Artigo publicado no Jornal da Cidade
No último dia 18, o agronegócio foi surpreendido com a notícia de recuperação judicial da gigante Agrogalaxy, holding que comporta diversas empresas do setor, sendo anunciado um passivo de mais de 4.5 bilhões de reais.
A fim de garantir a continuidade das atividades da empresa, a juíza Alessandra Gontijo do Amaral, da 19ª Vara Cível de Goiânia, concedeu em decisão liminar o impedimento de rescisões contratuais e a cobrança das dívidas pelos credores enquanto não for deferido o processamento da Recuperação Judicial, que deve se dar no próximo mês.
A Agrogalaxy é atuante em várias frentes agrícolas Brasil afora, atende dezenas de milhares de clientes, realizando venda de insumos e sementes, assessoramento ao produtor, estoque e armazenagem de grãos e a comercialização do produto. A depender da região, é o principal ponto de referência do pequeno e médio produtor que necessita comprar os insumos para sua lavoura e posteriormente vender a colheita, ou então depositar os grãos excedentes para negociações futuras.
O colapso de uma empresa tão importante não se deve a apenas um fator. É claro que a tempestade perfeita – em seu pior sentido – que atingiu a última safra (2023/24), com baixa produtividade, queda no preço de venda e alto custo de produção, foi fator determinante para a recessão, uma vez que parte do endividamento contraído pelos produtores foi justamente com empresas como a Agrogalaxy e suas subsidiárias. Entretanto, o entusiasmo excessivo gerado pelos preços e produções recordes das safras anteriores pode ter contaminado a tomada de decisão do conglomerado, que acelerou as aquisições e fusões com outras empresas a partir de recursos captados no mercado de capitais, endividando sua operação.
Agora, com a medida judicial em andamento, busca a empresa aplacar os resultados negativos decorrentes do cenário recessivo que enfrenta. Além dos grandes credores, como bancos e fundos de investimento, o produtor rural também pode sair lesado dessa operação. A empresa listou na ação todos aqueles que possuem grãos depositados em seus silos indistintamente, ou seja, mesmo que o produtor não tenha vendido sua produção a Agrogalaxy, mas apenas depositado seu excedente, optou-se por reter tudo o que está com ela armazenado.
O depósito de grãos em armazém geral (silos) é prática corriqueira na agricultura, razão pela qual existe regulação legal a seu respeito desde o início do século passado, inclusive com previsão no Código Civil atual. Por meio desse instrumento, o produtor deposita seus grãos na empresa-depositária e, quando assim estipulado, paga uma taxa pela armazenagem deles; em contrapartida, a empresa-depositária pode comercializar essa produção desde que a disponibilize ao depositante quando por este requerido. Em outras palavras, a empresa não é obrigada a manter em sua guarda o mesmo grão depositado pelo produtor, mas sempre que lhe for requisitado deverá entregar produto em mesma quantidade e qualidade.

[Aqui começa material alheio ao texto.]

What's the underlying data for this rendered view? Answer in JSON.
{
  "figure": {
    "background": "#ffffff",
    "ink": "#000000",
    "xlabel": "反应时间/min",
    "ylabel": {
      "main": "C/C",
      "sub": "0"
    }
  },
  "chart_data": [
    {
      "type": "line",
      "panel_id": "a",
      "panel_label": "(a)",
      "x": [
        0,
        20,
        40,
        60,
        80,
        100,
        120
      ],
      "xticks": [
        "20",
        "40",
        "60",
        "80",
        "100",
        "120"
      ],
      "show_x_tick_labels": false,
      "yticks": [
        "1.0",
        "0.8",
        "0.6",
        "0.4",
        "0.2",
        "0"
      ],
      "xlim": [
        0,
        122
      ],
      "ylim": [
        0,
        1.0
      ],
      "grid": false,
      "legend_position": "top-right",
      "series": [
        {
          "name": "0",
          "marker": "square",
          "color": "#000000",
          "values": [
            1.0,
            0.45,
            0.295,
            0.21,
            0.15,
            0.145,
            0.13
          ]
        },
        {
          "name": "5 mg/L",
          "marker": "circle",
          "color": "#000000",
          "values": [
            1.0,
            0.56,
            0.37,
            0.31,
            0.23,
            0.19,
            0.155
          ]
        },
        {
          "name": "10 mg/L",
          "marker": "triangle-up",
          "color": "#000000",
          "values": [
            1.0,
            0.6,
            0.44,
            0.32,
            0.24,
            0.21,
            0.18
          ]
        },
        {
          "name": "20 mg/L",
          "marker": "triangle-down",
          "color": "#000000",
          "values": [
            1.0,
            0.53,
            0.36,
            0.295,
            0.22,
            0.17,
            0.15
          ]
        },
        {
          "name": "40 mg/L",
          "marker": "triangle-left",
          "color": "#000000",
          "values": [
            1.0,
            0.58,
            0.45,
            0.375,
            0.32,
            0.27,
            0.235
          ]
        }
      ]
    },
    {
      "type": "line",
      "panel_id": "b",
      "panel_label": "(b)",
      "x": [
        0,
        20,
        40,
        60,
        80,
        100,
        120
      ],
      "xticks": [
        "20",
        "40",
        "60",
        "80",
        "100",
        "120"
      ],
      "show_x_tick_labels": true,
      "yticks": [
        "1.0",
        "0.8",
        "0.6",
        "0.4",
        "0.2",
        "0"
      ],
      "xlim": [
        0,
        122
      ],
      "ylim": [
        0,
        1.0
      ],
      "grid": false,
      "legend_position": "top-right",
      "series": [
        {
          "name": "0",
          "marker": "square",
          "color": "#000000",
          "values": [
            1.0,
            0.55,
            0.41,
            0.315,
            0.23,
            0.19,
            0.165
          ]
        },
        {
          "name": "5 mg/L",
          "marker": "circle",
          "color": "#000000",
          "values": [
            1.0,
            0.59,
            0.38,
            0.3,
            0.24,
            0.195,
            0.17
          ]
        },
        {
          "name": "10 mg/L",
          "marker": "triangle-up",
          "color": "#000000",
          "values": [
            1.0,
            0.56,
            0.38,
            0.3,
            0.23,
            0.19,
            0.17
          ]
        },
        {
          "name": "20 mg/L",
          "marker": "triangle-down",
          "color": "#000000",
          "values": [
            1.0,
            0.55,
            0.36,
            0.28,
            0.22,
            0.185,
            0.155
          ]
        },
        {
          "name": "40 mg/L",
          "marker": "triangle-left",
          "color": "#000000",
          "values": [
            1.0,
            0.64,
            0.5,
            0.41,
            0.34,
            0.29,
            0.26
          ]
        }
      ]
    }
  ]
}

Portanto, o depósito não significa a venda da produção para a empresa com preço a fixar, pelo contrário, os grãos continuam pertencendo ao produtor-depositante na mesma quantidade e qualidade de quando foram depositados, podendo ele vender a depositária ou a outra que melhor lhe convir.
O artifício utilizado pela Agrogalaxy, sob essa ótica, pode ser interpretado como ilegal, já que inclui inadvertidamente bens (grãos) de propriedade de terceiros no seu processo de recuperação, violando seu dever de depositária, já que tem postergado a entrega do produto ou do equivalente em dinheiro para final do ano, pouco lhe importante as necessidades e as obrigações dos produtores-depositantes para esse início de safra 2024/25. É certo que a lei do mais forte não pode vigorar num Estado Democrático de Direito, de modo que o direito à recuperação judicial da gigante do agro não pode mitigar tantos outros direitos do pequeno e médio produtor rural.